I picked up an e-book Carrier! Life Aboard a World War II Aircraft Carrier for 99 cents the other day, despite the generally poor reviews - and ended up very happy that I did.
It turned out the book is actually a republication of the 1944 book Daybreak For Our Carrier by reserve officer Lt. Max Miller, a peacetime writer called into service during the war. Miller was writing about what life on an aircraft carrier was like for people back home during the war, so the book is almost completely lacking in specifics - no ship or aircraft or island names at all - just his take on what it's like on this new type of warship.
The book began almost exactly the same as the narration for the movie The Fighting Lady, also released in 1944 about life on the same carrier. It's only slightly sappy in places, but not overly so given the age - in fact it's one of the more restrained pieces of its era that I've read. But his take is simply terrific. He's not presenting life as an exercise in patriotism and duty but as simply what goes on on the ship. Three images in the book stood out to me.
"The blue-reddish flames from the multitude of exhausts, all bursting and roaring at the same time in the blackness, is what gives the flight deck its Dante’s Inferno complexion during such times. They do not throw out much light but they do throw out terrible shadows under the wings and against the fuselages; fiery shadows which appear to be leaping and shrieking in a mad effort to get the hell away from there. It is as if, too, the devil’s own little henchmen were having a lot to do with the affair, as if they deliberately were stirring it up, as if they were wanting a real fight to occur between flame and flame, the winner being the one which can out roar the other."

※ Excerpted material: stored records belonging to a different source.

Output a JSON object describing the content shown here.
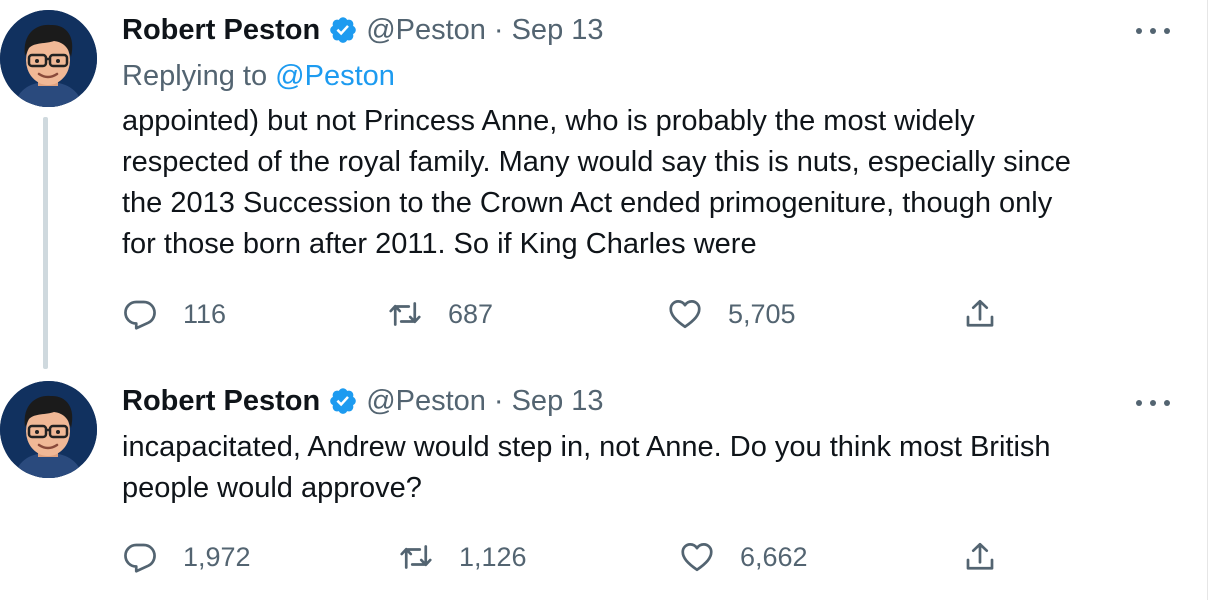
{
  "colors": {
    "accent": "#1d9bf0",
    "secondary_text": "#536471",
    "avatar_bg": "#11315f"
  },
  "tweets": [
    {
      "author_name": "Robert Peston",
      "handle": "@Peston",
      "separator": "·",
      "date": "Sep 13",
      "replying_prefix": "Replying to",
      "replying_handle": "@Peston",
      "text_lines": [
        "appointed) but not Princess Anne, who is probably the most widely",
        "respected of the royal family. Many would say this is nuts, especially since",
        "the 2013 Succession to the Crown Act ended primogeniture, though only",
        "for those born after 2011. So if King Charles were"
      ],
      "replies": "116",
      "retweets": "687",
      "likes": "5,705"
    },
    {
      "author_name": "Robert Peston",
      "handle": "@Peston",
      "separator": "·",
      "date": "Sep 13",
      "text_lines": [
        "incapacitated, Andrew would step in, not Anne. Do you think most British",
        "people would approve?"
      ],
      "replies": "1,972",
      "retweets": "1,126",
      "likes": "6,662"
    }
  ],
  "icons": {
    "verified": "verified-badge-icon",
    "more": "more-dots-icon",
    "reply": "reply-bubble-icon",
    "retweet": "retweet-icon",
    "like": "heart-icon",
    "share": "share-upload-icon"
  }
}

For a carrier’s pattern of operations, as previously mentioned, continues to be a sort of fourth-dimensional one even during an engagement.... Each of these tangents is a thread then, and if under the pressure of the weaving, these threads get lost or snap, the day’s design automatically may change.... that is the trouble with engagements in general. They do not follow the rules of good theater any more than a day’s pattern will always stick to its original design.